Mi nombre era Mariana Ríos.

Durante los primeros veintinueve años de mi vida, creí que solo era una mujer criada en un hogar de acogida en Puebla, sin padres, sin linaje, sin fortuna y sin otro apoyo que mis propias manos.

Mi exesposo se llamaba Leonardo Alcázar. Él era el hijo mayor de la familia Alcázar, una familia que alguna vez fue conocida en el sector inmobiliario de Ciudad de México. Su madre era Doña Beatriz Alcázar, una mujer que siempre decía que la sangre importaba más que el amor. Su padre era Don Aurelio Alcázar, un hombre que tenía la costumbre de guardar silencio cada vez que su esposa y su hijo lastimaban a otras personas.

La mujer que estaba de pie junto a Leonardo con aquel vestido blanco era Valentina Ibáñez. Ella era la hija de Ricardo Ibáñez, dueño de una empresa constructora que necesitaba un nuevo proyecto para ocultar las deudas que se escondían detrás de sus fiestas elegantes.

La fiesta de compromiso se celebraba en el hotel Palacio Dorado, en la zona de Polanco, donde solo el alquiler del gran salón podía permitir que una persona común viviera varios años sin preocupaciones.

Yo había limpiado pisos en un hotel pequeño de Puebla para pagar mis estudios. Por eso, cuando entré en el Palacio Dorado, no me asustaron las lámparas de cristal ni las mesas cubiertas con manteles blancos. Solo me pareció irónico que las personas que me habían despreciado usaran un lugar que no les pertenecía para presumir poder.

Nicolás estaba de pie a mi lado. Detrás de él se encontró la abogada principal del Grupo Montenegro, la señora Fernanda Salazar. Junto a ella había dos notarios, un equipo de seguridad privada y el gerente del hotel, que temblaba tanto que no se atrevía a mirar directamente a Leonardo.

Leonardo fue el primero en recuperar la voz. Intentó sonreír, pero aquella sonrisa se torció como una grieta en un vidrio.

— Nicolás, no sé desde cuándo conoces a mi exesposa. Pero si ella te ha contado historias tristes para pedir dinero, te aconsejo que tengas cuidado.

Escuché algunos murmullos a mi alrededor.

Valentina tomó de inmediato el brazo de Leonardo. Inclinó la cabeza y fingio ser una mujer delicada, perturbada en el día más feliz de su vida.

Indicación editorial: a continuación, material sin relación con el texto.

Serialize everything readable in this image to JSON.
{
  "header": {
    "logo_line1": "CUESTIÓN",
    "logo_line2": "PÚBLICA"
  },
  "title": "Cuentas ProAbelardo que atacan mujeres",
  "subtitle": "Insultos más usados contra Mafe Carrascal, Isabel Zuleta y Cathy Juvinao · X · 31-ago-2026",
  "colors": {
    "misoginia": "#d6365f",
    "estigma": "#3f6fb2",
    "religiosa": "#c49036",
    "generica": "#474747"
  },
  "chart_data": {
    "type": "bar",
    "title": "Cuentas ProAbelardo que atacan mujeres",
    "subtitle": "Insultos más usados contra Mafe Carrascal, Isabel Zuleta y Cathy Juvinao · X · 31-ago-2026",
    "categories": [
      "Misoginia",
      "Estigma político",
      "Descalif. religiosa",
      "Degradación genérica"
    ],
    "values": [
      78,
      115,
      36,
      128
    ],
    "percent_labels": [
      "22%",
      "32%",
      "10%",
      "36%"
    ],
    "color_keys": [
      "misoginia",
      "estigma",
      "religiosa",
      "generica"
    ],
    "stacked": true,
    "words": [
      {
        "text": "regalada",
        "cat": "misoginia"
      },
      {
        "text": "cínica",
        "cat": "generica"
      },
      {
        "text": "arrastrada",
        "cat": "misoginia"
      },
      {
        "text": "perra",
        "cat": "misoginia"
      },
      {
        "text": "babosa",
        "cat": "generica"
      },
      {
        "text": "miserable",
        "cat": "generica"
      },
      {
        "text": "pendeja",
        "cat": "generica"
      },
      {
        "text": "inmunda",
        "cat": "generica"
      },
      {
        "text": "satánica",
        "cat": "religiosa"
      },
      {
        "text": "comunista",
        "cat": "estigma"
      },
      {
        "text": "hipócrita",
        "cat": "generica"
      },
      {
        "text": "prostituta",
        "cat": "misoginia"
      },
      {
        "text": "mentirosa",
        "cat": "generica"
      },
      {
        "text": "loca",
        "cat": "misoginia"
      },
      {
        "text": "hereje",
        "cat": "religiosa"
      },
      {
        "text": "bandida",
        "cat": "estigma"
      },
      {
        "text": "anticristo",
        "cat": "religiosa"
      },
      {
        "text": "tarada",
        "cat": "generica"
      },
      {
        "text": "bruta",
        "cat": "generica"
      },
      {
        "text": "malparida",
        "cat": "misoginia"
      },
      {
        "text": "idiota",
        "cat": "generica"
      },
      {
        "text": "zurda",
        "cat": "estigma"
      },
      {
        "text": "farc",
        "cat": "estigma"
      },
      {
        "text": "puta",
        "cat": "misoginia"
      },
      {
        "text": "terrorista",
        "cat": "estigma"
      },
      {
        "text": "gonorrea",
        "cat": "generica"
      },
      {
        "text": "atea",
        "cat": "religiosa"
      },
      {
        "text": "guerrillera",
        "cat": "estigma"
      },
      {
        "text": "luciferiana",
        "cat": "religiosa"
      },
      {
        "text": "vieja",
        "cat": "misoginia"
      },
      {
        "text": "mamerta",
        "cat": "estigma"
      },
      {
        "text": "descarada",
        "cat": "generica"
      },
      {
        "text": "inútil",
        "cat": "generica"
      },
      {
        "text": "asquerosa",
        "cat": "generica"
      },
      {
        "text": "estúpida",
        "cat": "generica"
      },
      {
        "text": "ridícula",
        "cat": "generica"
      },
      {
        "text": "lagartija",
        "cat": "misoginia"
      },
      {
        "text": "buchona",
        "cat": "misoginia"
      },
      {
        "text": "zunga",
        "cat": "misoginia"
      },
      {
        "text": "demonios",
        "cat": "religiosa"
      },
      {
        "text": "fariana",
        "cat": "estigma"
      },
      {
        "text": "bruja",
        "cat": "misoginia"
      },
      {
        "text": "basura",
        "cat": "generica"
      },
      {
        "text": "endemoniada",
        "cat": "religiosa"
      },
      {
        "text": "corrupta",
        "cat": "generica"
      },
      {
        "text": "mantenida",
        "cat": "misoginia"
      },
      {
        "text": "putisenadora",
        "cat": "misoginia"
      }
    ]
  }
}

— Amor, quizás ella vino con tanta gente porque todavía no acepta que tú y yo vamos a casarnos.

Doña Beatriz caminó hacia mí. En el cuello llevaba un collar de perlas que siempre había presumido como una reliquia de la familia Alcázar. Ella me había acusado una vez de robar un broche del mismo conjunto. Por aquella calumnia, fui expulsada de la casa en una noche de lluvia y obligada a firmar los papeles del divorcio a la mañana siguiente.

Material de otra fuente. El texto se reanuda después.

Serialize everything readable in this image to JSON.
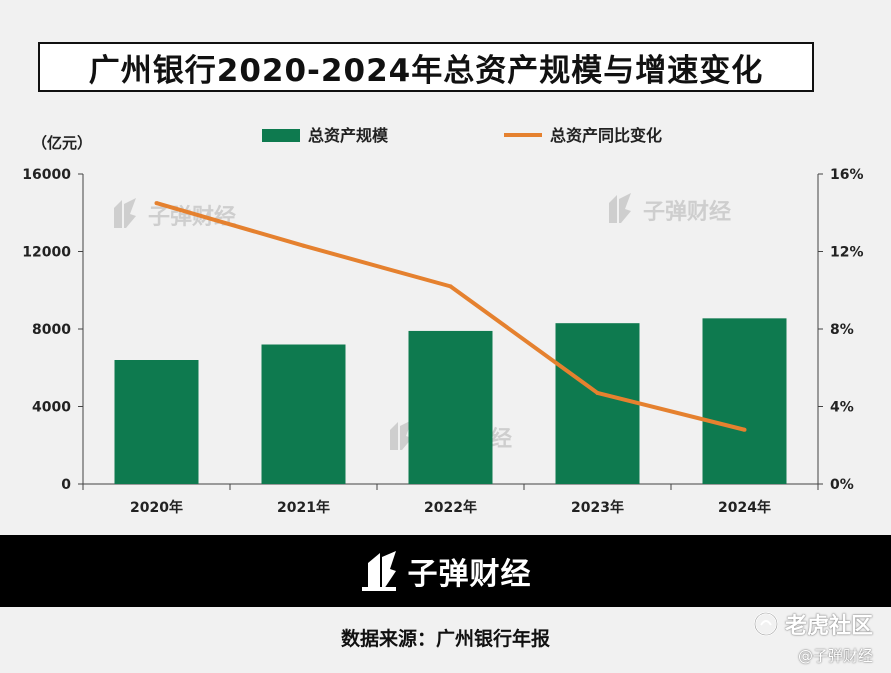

Ella miró a Nicolás y luego me miró a mí. El miedo en sus ojos apareció apenas un segundo, pero después volvió a cubrir su rostro con aquella expresión de nobleza que tanto le gustaba fingir.

— Joven Nicolás, nuestra familia está celebrando una fiesta privada. Si esta muchacha lo está molestando, llamaremos a seguridad para que la saquen.

Nicolás no la miró. Él miró al gerente del hotel.

— ¿Usted afirmó eso?

El gerente inclinó la cabeza.

— Sí, señor. Lo escuché.

Nicolás preguntó con mucha calma:

— ¿Quién reservó el evento de hoy?

El gerente respondió con la voz seca.

— La familia Alcázar firmó el contrato de reserva a través de la empresa Ibáñez Construcciones.

Nicolás volvió a preguntar:

— ¿A quién pertenece el hotel Palacio Dorado?

El gerente tragó saliva.

— El hotel forma parte del sistema del Grupo Montenegro.